By Manuel Bauer
Robert Tanguary runs a zebrafish facility and use zebrafish as a high throughput in vivo model system to identify bioactive molecules. Essentially, they do rapid systems toxicology using zebrafish models to study the adverse effects of tens of thousands of chemicals beginning with a single-celled zebrafish embryo through a fully formed and functional organism. They can apply many of the same technologies used to analyze cells and disease models in culture systems to analyze whole animal in vivo model systems in a microwell plate format. The facility performs rapid whole animal mechanistic evaluations to identify how molecules act. The ultimate goal is to screen molecules to look for bioactivity and use the responses they elicit in vivo to be able to start predicting chemical activity based on structure.
This is challenging from a practical perspective because they need to do a lot of exposures, identify phenotypes, and identify the concentrations and early molecular perturbations that may underlie these effects. This might include measuring miRNA, mRNA, or protein express levels, for example. The laboratory needed to increase the throughput and robotic pipetting was not up to the task of delivering the chemical dilutions into the wells accurately.

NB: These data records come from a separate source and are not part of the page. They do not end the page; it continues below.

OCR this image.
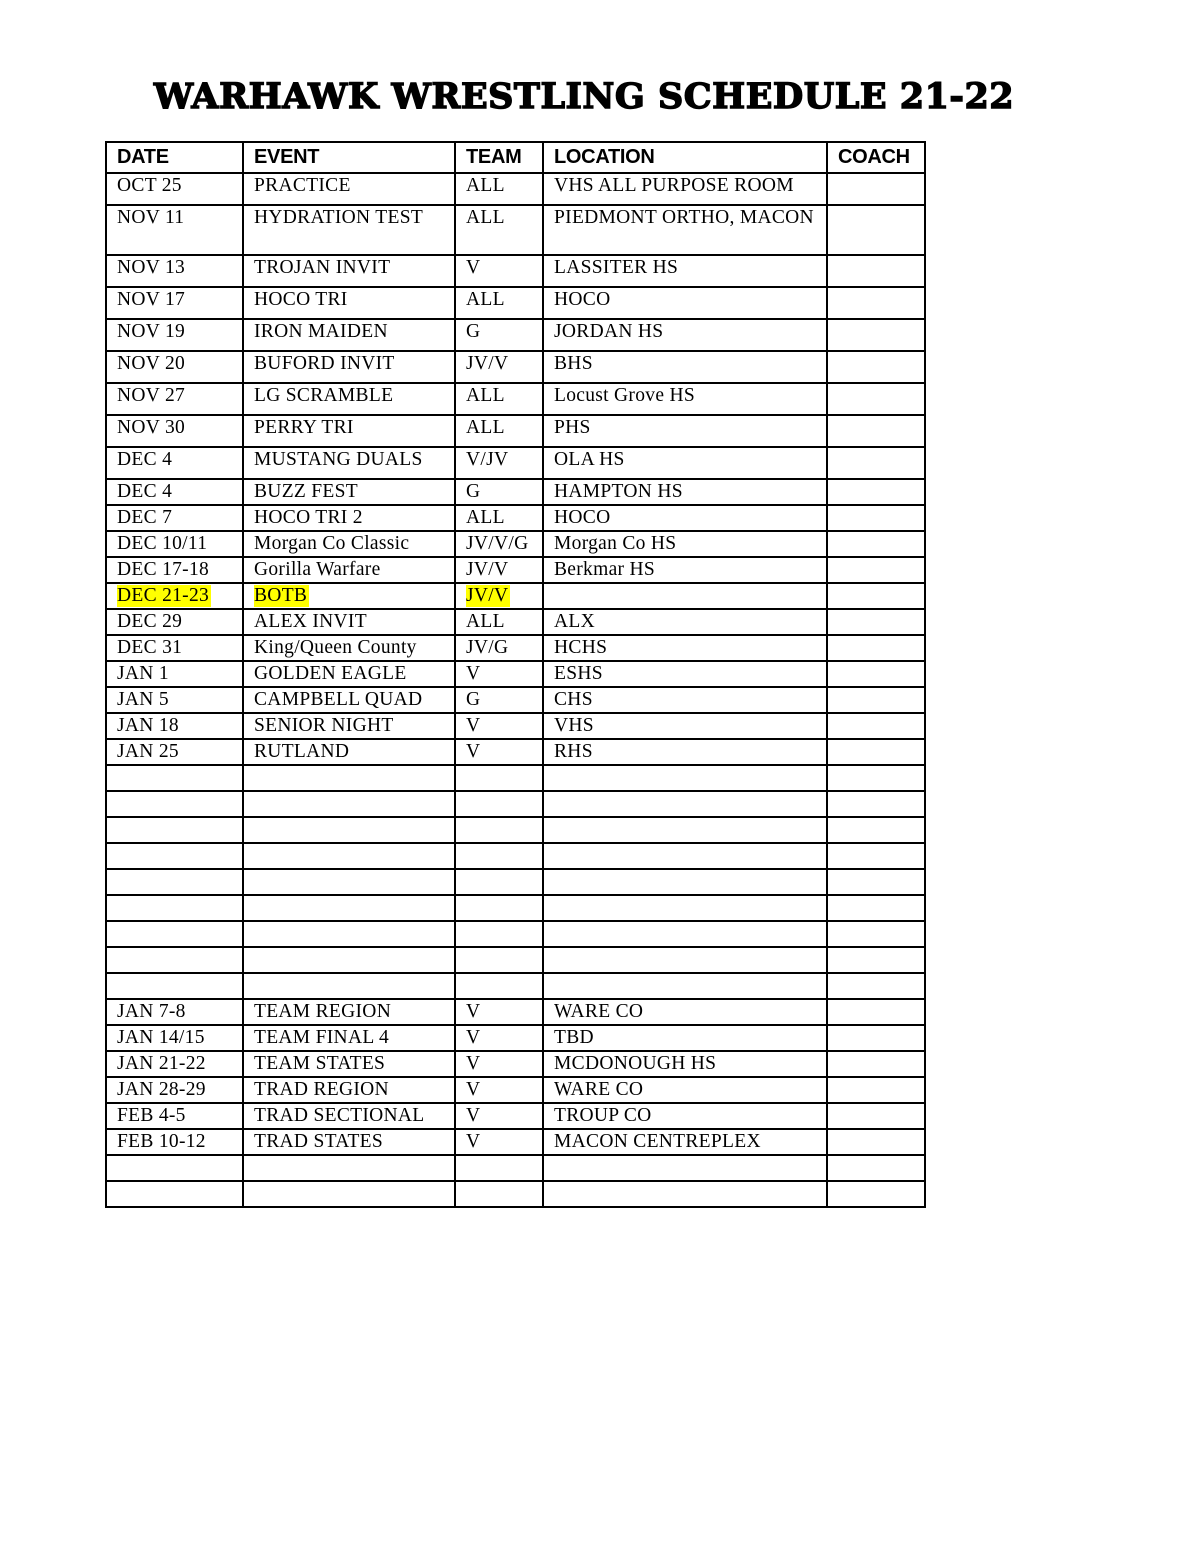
WARHAWK WRESTLING SCHEDULE 21-22
DATE	EVENT	TEAM	LOCATION	COACH
OCT 25	PRACTICE	ALL	VHS ALL PURPOSE ROOM	
NOV 11	HYDRATION TEST	ALL	PIEDMONT ORTHO, MACON	
NOV 13	TROJAN INVIT	V	LASSITER HS	
NOV 17	HOCO TRI	ALL	HOCO	
NOV 19	IRON MAIDEN	G	JORDAN HS	
NOV 20	BUFORD INVIT	JV/V	BHS	
NOV 27	LG SCRAMBLE	ALL	Locust Grove HS	
NOV 30	PERRY TRI	ALL	PHS	
DEC 4	MUSTANG DUALS	V/JV	OLA HS	
DEC 4	BUZZ FEST	G	HAMPTON HS	
DEC 7	HOCO TRI 2	ALL	HOCO	
DEC 10/11	Morgan Co Classic	JV/V/G	Morgan Co HS	
DEC 17-18	Gorilla Warfare	JV/V	Berkmar HS	
DEC 21-23	BOTB	JV/V		
DEC 29	ALEX INVIT	ALL	ALX	
DEC 31	King/Queen County	JV/G	HCHS	
JAN 1	GOLDEN EAGLE	V	ESHS	
JAN 5	CAMPBELL QUAD	G	CHS	
JAN 18	SENIOR NIGHT	V	VHS	
JAN 25	RUTLAND	V	RHS	

JAN 7-8	TEAM REGION	V	WARE CO	
JAN 14/15	TEAM FINAL 4	V	TBD	
JAN 21-22	TEAM STATES	V	MCDONOUGH HS	
JAN 28-29	TRAD REGION	V	WARE CO	
FEB 4-5	TRAD SECTIONAL	V	TROUP CO	
FEB 10-12	TRAD STATES	V	MACON CENTREPLEX	
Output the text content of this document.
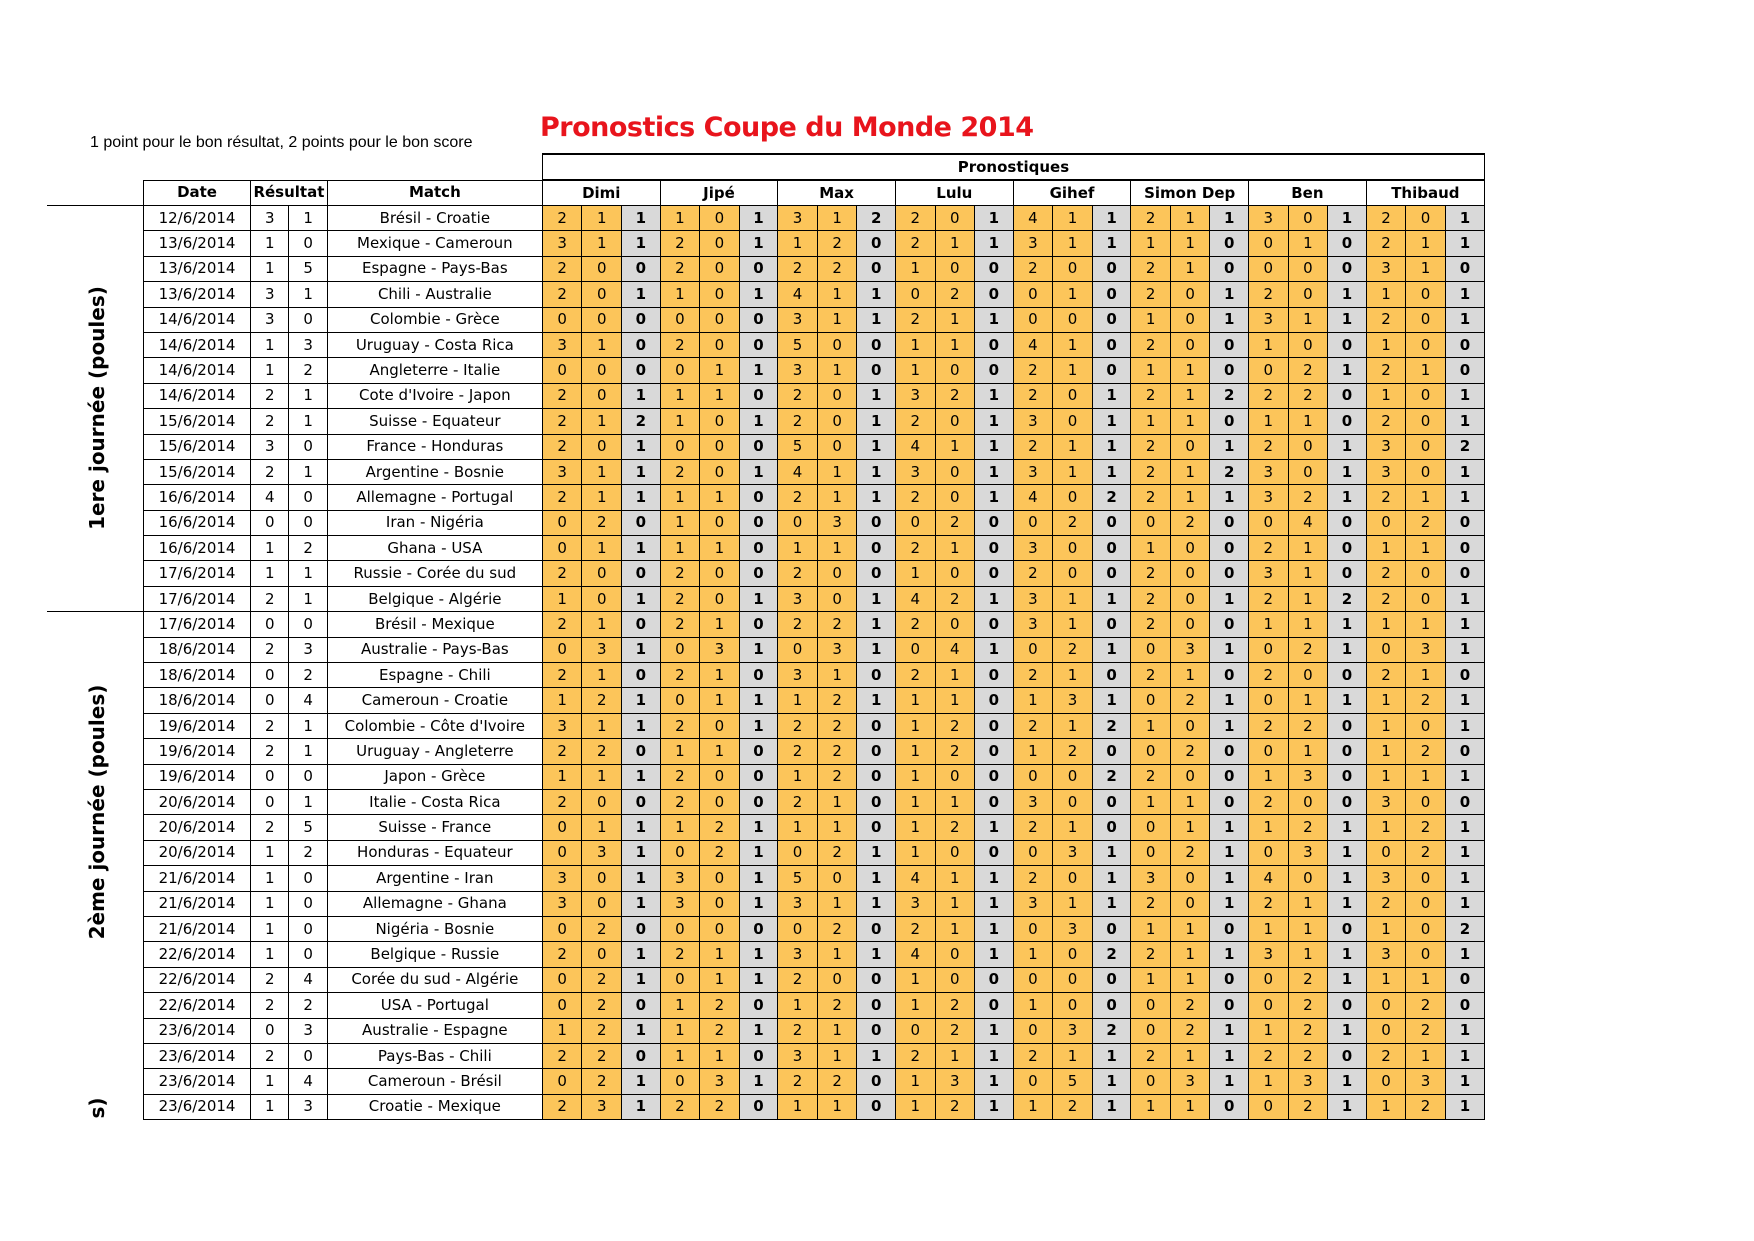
1 point pour le bon résultat, 2 points pour le bon score	Pronostics Coupe du Monde 2014
1ere journée (poules)
2ème journée (poules)
s)
				Pronostiques																							
Date	Résultat		Match	Dimi			Jipé			Max			Lulu			Gihef			Simon Dep			Ben			Thibaud		
12/6/2014	3	1	Brésil - Croatie	2	1	1	1	0	1	3	1	2	2	0	1	4	1	1	2	1	1	3	0	1	2	0	1
13/6/2014	1	0	Mexique - Cameroun	3	1	1	2	0	1	1	2	0	2	1	1	3	1	1	1	1	0	0	1	0	2	1	1
13/6/2014	1	5	Espagne - Pays-Bas	2	0	0	2	0	0	2	2	0	1	0	0	2	0	0	2	1	0	0	0	0	3	1	0
13/6/2014	3	1	Chili - Australie	2	0	1	1	0	1	4	1	1	0	2	0	0	1	0	2	0	1	2	0	1	1	0	1
14/6/2014	3	0	Colombie - Grèce	0	0	0	0	0	0	3	1	1	2	1	1	0	0	0	1	0	1	3	1	1	2	0	1
14/6/2014	1	3	Uruguay - Costa Rica	3	1	0	2	0	0	5	0	0	1	1	0	4	1	0	2	0	0	1	0	0	1	0	0
14/6/2014	1	2	Angleterre - Italie	0	0	0	0	1	1	3	1	0	1	0	0	2	1	0	1	1	0	0	2	1	2	1	0
14/6/2014	2	1	Cote d'Ivoire - Japon	2	0	1	1	1	0	2	0	1	3	2	1	2	0	1	2	1	2	2	2	0	1	0	1
15/6/2014	2	1	Suisse - Equateur	2	1	2	1	0	1	2	0	1	2	0	1	3	0	1	1	1	0	1	1	0	2	0	1
15/6/2014	3	0	France - Honduras	2	0	1	0	0	0	5	0	1	4	1	1	2	1	1	2	0	1	2	0	1	3	0	2
15/6/2014	2	1	Argentine - Bosnie	3	1	1	2	0	1	4	1	1	3	0	1	3	1	1	2	1	2	3	0	1	3	0	1
16/6/2014	4	0	Allemagne - Portugal	2	1	1	1	1	0	2	1	1	2	0	1	4	0	2	2	1	1	3	2	1	2	1	1
16/6/2014	0	0	Iran - Nigéria	0	2	0	1	0	0	0	3	0	0	2	0	0	2	0	0	2	0	0	4	0	0	2	0
16/6/2014	1	2	Ghana - USA	0	1	1	1	1	0	1	1	0	2	1	0	3	0	0	1	0	0	2	1	0	1	1	0
17/6/2014	1	1	Russie - Corée du sud	2	0	0	2	0	0	2	0	0	1	0	0	2	0	0	2	0	0	3	1	0	2	0	0
17/6/2014	2	1	Belgique - Algérie	1	0	1	2	0	1	3	0	1	4	2	1	3	1	1	2	0	1	2	1	2	2	0	1
17/6/2014	0	0	Brésil - Mexique	2	1	0	2	1	0	2	2	1	2	0	0	3	1	0	2	0	0	1	1	1	1	1	1
18/6/2014	2	3	Australie - Pays-Bas	0	3	1	0	3	1	0	3	1	0	4	1	0	2	1	0	3	1	0	2	1	0	3	1
18/6/2014	0	2	Espagne - Chili	2	1	0	2	1	0	3	1	0	2	1	0	2	1	0	2	1	0	2	0	0	2	1	0
18/6/2014	0	4	Cameroun - Croatie	1	2	1	0	1	1	1	2	1	1	1	0	1	3	1	0	2	1	0	1	1	1	2	1
19/6/2014	2	1	Colombie - Côte d'Ivoire	3	1	1	2	0	1	2	2	0	1	2	0	2	1	2	1	0	1	2	2	0	1	0	1
19/6/2014	2	1	Uruguay - Angleterre	2	2	0	1	1	0	2	2	0	1	2	0	1	2	0	0	2	0	0	1	0	1	2	0
19/6/2014	0	0	Japon - Grèce	1	1	1	2	0	0	1	2	0	1	0	0	0	0	2	2	0	0	1	3	0	1	1	1
20/6/2014	0	1	Italie - Costa Rica	2	0	0	2	0	0	2	1	0	1	1	0	3	0	0	1	1	0	2	0	0	3	0	0
20/6/2014	2	5	Suisse - France	0	1	1	1	2	1	1	1	0	1	2	1	2	1	0	0	1	1	1	2	1	1	2	1
20/6/2014	1	2	Honduras - Equateur	0	3	1	0	2	1	0	2	1	1	0	0	0	3	1	0	2	1	0	3	1	0	2	1
21/6/2014	1	0	Argentine - Iran	3	0	1	3	0	1	5	0	1	4	1	1	2	0	1	3	0	1	4	0	1	3	0	1
21/6/2014	1	0	Allemagne - Ghana	3	0	1	3	0	1	3	1	1	3	1	1	3	1	1	2	0	1	2	1	1	2	0	1
21/6/2014	1	0	Nigéria - Bosnie	0	2	0	0	0	0	0	2	0	2	1	1	0	3	0	1	1	0	1	1	0	1	0	2
22/6/2014	1	0	Belgique - Russie	2	0	1	2	1	1	3	1	1	4	0	1	1	0	2	2	1	1	3	1	1	3	0	1
22/6/2014	2	4	Corée du sud - Algérie	0	2	1	0	1	1	2	0	0	1	0	0	0	0	0	1	1	0	0	2	1	1	1	0
22/6/2014	2	2	USA - Portugal	0	2	0	1	2	0	1	2	0	1	2	0	1	0	0	0	2	0	0	2	0	0	2	0
23/6/2014	0	3	Australie - Espagne	1	2	1	1	2	1	2	1	0	0	2	1	0	3	2	0	2	1	1	2	1	0	2	1
23/6/2014	2	0	Pays-Bas - Chili	2	2	0	1	1	0	3	1	1	2	1	1	2	1	1	2	1	1	2	2	0	2	1	1
23/6/2014	1	4	Cameroun - Brésil	0	2	1	0	3	1	2	2	0	1	3	1	0	5	1	0	3	1	1	3	1	0	3	1
23/6/2014	1	3	Croatie - Mexique	2	3	1	2	2	0	1	1	0	1	2	1	1	2	1	1	1	0	0	2	1	1	2	1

Two important differences in high throughput screening for toxicology compared to drug discovery studies are the broad concentration ranges used to identify an effect and the need to test very large numbers of chemicals to be able to compare their activity and different potency levels. Accurate dispensing is critical. The lab had been running these screenings using robotic liquid handlers for many years, and they had identified inconsistency in their data. The source of that inconsistency turned out to be how the researchers were diluting the chemicals before adding them to the wells.
The solution to the problem was to switch to digital dispensing using technology, which Tecan had integrated into its screening options. This has allowed the lab to dilute chemicals directly from stock solutions into the wells, eliminating all dilution steps, saving time, improving data quality, and dramatically reducing errors. It has greatly streamlined the workflow.
How does this work? The addition of a chemical to the exposure wells begins with the embryos already in the wells. The digital dispenser releases individual picoliter droplets of chemical from the stock solution until the desired concentration is achieved. We can dispense to plates in any combination of chemicals and concentrations.
Dr. Tanguary compared the HP D300e Digital Dispenser with liquid handlers and, in some experiments, found dramatic differences in toxicity. He concluded that you could make the completely wrong conclusion simply because you were not dispensing the correct concentration of chemical, even though you had diluted it properly. With robotic pipetting the chemicals do not necessarily get into the wells in the amounts intended (due to sorption losses often related to certain chemical properties), whereas that is not the case with digital dispensing. In one study that compared gene expression levels depending on the chemical delivery system, the difference was >680 fold depending on actual exposure. At these volumes. the HP D300e Digital Dispenser is consistently and significantly more accurate than a liquid handler and has improved the reproducibility of results, increased the speed at which they produce data, and reduced the error rate to almost zero.